◆“逆張りの戦略”でコストダウン
会社では、このときの教訓を徹底的に生かして、新型EVを開発したといいます。
キーワードは、“逆張りの戦略”です。
EVは、バッテリーのコストが4割を占めると言われています。
バッテリーの容量を増やせば、1回あたりの充電で走行できる距離は長くなりますが、その分、車両の価格も高くなります。
業界では、いかに距離を伸ばすか激しい競争が繰り広げられていますが、価格を抑えるには、バッテリーの容量を小さくする必要があります。
そこで、会社が着目したのが、軽自動車に乗っているユーザーの1日当たりの走行距離です。
会社が調べたところ、軽自動車の場合、ユーザーの8割あまりが1日の走行距離が50キロ未満であることが分かりました。
最寄り駅への送迎や、スーパーや病院との行き来といった利用が多数を占め、長距離の走行は比較的少なかったのです。
さらに、ユーザーへの聞き取り調査も行って、不便を感じない距離を探っていきます。
その結果、航続距離はアイ・ミーブより20キロ長くして、およそ180キロに。
500キロや600キロと距離を伸ばそうというライバルが多い中で、いわば“逆張りの戦略”で距離を抑えたのです。

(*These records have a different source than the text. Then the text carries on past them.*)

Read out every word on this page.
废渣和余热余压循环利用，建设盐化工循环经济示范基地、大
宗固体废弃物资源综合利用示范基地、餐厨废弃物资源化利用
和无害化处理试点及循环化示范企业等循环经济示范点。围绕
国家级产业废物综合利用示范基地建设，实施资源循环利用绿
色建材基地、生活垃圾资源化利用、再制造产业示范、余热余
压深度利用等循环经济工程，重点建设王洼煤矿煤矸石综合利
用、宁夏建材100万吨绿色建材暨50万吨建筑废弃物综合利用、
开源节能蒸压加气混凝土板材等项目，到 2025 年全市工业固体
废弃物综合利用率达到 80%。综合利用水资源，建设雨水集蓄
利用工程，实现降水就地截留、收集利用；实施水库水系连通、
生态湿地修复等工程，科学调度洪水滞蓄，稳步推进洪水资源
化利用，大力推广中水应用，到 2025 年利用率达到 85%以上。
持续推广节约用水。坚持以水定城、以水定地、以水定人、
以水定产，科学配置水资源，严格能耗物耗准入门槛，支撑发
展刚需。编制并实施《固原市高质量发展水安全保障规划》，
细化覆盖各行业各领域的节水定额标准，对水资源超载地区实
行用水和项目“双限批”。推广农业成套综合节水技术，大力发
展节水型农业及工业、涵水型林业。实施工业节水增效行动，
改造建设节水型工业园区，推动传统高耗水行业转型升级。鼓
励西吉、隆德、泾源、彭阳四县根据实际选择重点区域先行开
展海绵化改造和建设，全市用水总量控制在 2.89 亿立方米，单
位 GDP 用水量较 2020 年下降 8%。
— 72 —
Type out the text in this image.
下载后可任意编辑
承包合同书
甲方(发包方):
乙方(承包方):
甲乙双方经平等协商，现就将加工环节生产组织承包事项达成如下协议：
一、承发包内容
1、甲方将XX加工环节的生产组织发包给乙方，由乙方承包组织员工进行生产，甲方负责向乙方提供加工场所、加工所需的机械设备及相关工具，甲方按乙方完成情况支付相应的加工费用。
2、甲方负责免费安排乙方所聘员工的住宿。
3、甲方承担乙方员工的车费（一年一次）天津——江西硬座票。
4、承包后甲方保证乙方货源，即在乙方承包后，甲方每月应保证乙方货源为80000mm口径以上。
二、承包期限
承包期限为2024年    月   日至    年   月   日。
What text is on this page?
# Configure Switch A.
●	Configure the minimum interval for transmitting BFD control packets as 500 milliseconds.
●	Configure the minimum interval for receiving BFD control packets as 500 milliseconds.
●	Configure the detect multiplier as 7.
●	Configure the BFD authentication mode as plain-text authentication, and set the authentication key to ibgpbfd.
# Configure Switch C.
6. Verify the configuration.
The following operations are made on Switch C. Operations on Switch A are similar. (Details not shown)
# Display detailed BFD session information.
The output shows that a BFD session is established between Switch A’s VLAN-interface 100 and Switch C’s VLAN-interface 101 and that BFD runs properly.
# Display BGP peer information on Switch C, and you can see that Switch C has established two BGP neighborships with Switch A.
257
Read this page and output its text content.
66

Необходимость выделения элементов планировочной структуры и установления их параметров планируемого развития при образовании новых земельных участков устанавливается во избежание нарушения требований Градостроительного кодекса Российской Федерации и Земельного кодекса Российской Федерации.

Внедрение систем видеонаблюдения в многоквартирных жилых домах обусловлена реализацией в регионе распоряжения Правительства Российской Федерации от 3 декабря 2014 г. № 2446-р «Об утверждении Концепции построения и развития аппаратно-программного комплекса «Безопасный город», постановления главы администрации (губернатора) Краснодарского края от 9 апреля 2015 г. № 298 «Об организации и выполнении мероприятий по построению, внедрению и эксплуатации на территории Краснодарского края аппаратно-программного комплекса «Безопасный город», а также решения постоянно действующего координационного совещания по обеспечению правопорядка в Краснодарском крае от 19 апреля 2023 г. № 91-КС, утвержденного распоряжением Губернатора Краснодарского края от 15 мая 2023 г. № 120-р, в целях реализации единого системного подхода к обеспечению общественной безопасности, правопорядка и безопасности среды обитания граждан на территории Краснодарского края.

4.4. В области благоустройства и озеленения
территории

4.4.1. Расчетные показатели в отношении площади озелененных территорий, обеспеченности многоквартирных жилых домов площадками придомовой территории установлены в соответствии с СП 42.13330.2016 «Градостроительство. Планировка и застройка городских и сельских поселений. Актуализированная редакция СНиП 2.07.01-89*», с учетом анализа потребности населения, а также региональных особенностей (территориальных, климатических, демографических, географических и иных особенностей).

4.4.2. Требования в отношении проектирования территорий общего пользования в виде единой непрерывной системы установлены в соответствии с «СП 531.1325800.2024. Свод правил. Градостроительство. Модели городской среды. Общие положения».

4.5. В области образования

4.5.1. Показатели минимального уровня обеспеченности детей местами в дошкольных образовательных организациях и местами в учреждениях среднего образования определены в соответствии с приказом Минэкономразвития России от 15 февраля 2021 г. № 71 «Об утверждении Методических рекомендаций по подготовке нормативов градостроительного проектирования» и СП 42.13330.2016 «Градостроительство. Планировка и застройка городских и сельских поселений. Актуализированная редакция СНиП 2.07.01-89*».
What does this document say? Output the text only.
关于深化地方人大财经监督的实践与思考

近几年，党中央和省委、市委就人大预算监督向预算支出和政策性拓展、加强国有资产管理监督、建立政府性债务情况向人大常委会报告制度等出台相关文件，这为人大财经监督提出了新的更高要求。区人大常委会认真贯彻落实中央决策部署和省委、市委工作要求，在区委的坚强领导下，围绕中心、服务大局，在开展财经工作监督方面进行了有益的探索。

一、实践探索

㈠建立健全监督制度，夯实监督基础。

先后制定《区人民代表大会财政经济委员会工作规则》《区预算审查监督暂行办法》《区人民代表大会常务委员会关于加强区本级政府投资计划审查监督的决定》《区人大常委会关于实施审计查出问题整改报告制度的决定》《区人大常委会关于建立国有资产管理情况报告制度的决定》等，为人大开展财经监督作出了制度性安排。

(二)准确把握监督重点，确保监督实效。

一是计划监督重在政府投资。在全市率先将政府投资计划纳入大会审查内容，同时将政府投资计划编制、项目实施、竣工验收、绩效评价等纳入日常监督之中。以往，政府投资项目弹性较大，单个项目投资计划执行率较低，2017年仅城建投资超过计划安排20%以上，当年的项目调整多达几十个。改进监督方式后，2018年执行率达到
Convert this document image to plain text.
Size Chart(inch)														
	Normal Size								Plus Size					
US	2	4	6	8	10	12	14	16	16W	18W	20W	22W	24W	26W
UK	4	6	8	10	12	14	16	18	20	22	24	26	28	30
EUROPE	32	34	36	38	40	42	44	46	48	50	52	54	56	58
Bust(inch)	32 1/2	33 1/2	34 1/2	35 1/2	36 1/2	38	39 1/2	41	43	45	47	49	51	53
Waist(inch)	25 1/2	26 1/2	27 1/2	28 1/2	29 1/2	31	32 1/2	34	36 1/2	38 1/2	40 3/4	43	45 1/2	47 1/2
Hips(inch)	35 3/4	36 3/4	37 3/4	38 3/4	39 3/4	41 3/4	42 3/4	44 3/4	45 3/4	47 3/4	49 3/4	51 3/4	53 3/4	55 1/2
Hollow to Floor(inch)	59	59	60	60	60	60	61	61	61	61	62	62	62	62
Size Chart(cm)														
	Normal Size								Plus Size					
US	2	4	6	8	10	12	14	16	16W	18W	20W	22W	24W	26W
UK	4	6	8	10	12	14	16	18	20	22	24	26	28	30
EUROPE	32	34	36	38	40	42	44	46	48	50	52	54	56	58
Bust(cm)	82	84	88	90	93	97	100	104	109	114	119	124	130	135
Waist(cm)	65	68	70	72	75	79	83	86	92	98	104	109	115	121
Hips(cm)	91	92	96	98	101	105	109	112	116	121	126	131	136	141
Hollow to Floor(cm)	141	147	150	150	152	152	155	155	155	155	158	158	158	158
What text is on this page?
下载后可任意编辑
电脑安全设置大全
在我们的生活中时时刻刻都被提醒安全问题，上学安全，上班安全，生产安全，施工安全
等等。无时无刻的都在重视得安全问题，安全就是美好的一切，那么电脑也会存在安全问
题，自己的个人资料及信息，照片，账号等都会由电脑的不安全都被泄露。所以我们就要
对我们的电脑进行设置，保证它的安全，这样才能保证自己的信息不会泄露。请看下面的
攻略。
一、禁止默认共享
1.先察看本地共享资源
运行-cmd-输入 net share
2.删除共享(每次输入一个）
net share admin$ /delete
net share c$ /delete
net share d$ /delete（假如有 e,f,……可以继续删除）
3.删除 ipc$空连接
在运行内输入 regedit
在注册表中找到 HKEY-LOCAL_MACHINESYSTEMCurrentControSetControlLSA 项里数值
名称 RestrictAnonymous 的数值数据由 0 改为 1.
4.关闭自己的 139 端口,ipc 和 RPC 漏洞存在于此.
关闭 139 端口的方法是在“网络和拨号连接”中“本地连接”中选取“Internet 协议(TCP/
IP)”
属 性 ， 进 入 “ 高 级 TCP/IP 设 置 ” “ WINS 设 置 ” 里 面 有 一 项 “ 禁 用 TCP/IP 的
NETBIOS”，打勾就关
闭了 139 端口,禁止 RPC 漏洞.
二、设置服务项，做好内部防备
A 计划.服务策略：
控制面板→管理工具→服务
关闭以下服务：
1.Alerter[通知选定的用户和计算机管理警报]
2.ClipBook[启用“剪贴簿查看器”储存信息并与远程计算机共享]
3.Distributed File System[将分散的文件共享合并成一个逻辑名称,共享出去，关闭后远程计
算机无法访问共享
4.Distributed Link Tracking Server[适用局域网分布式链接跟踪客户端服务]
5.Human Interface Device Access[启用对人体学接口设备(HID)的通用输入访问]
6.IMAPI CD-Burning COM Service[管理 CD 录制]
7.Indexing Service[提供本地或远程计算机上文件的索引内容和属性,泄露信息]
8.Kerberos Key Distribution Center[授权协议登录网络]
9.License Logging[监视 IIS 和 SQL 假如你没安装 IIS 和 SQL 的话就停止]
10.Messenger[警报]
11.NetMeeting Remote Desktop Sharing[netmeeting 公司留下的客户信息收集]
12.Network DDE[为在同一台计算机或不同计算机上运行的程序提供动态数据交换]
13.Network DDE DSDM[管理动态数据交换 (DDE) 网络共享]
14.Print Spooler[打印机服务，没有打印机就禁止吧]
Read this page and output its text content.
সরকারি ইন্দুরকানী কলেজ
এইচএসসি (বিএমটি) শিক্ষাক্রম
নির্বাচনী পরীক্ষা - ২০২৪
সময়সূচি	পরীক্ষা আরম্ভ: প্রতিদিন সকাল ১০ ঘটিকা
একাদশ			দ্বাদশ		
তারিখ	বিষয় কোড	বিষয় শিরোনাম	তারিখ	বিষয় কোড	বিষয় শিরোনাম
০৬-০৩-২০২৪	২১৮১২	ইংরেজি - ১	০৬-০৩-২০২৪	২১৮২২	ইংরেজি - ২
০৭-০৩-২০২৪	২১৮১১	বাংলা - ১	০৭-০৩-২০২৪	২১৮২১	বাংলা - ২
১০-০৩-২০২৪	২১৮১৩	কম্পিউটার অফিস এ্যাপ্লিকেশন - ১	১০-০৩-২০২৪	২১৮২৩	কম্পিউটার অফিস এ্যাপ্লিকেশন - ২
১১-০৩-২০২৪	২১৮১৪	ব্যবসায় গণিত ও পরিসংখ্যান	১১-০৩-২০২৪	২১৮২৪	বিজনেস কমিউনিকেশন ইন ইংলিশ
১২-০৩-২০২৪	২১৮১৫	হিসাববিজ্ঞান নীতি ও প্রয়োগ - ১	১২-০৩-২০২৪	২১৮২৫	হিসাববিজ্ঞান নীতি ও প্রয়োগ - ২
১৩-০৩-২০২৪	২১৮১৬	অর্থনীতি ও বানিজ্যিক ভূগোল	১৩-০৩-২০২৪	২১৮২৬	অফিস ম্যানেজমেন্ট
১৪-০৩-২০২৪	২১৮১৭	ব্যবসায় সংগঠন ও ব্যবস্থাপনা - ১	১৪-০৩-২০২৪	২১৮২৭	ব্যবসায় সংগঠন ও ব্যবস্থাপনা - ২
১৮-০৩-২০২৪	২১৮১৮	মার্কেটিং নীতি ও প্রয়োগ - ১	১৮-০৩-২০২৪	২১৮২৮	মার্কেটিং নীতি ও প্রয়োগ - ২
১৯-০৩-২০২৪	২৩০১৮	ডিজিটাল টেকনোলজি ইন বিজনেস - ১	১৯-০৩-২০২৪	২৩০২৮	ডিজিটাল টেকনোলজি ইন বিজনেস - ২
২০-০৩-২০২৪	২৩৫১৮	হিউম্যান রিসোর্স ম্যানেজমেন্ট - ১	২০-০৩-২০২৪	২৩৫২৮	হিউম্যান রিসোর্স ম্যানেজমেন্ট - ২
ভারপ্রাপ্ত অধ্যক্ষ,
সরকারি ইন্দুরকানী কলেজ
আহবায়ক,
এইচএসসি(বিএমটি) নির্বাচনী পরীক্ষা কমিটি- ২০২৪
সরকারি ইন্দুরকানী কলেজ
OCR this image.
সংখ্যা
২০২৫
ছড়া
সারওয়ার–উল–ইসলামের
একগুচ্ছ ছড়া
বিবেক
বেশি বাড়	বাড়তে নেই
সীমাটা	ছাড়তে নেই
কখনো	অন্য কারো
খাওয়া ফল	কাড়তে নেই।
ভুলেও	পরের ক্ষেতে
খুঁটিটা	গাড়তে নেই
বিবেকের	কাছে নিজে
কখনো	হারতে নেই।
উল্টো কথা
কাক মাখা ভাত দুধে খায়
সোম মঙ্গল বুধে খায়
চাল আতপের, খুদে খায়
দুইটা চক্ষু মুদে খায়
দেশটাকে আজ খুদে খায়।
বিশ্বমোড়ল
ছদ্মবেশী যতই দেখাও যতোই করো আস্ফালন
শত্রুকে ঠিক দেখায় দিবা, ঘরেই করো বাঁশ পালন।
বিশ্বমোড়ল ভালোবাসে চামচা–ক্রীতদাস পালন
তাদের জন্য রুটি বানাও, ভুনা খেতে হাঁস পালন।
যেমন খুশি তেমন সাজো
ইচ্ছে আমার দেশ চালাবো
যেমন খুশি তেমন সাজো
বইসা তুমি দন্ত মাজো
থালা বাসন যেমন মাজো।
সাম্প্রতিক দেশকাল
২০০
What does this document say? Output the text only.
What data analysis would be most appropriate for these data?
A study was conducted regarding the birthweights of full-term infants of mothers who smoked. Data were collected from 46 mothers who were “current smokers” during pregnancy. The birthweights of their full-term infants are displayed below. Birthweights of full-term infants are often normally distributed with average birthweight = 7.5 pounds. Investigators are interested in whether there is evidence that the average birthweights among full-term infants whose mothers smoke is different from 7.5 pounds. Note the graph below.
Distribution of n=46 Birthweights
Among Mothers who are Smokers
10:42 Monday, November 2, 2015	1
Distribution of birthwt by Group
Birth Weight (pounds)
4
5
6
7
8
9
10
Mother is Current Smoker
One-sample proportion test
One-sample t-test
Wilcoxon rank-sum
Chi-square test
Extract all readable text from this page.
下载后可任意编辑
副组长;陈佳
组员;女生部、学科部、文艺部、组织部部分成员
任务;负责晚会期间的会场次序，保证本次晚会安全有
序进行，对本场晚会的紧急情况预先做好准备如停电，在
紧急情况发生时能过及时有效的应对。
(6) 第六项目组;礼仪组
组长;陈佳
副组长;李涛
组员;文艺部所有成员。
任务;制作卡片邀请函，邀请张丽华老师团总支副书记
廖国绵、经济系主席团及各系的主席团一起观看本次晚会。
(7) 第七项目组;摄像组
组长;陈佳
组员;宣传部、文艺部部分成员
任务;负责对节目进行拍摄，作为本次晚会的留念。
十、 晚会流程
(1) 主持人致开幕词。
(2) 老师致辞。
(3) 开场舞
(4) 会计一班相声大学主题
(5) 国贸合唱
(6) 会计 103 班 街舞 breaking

さらに価格を抑えるため、バッテリー以外にも工夫をこらします。
提携関係にある日産とのスケールメリットを最大限生かし、2社の部品は、細部に至るまでできるかぎり共通化。
三菱自動車の工場で、日産の車の生産も手がけることで、人件費などのコストを抑えます。
これによって「補助金込みで180万円」を実現したのです。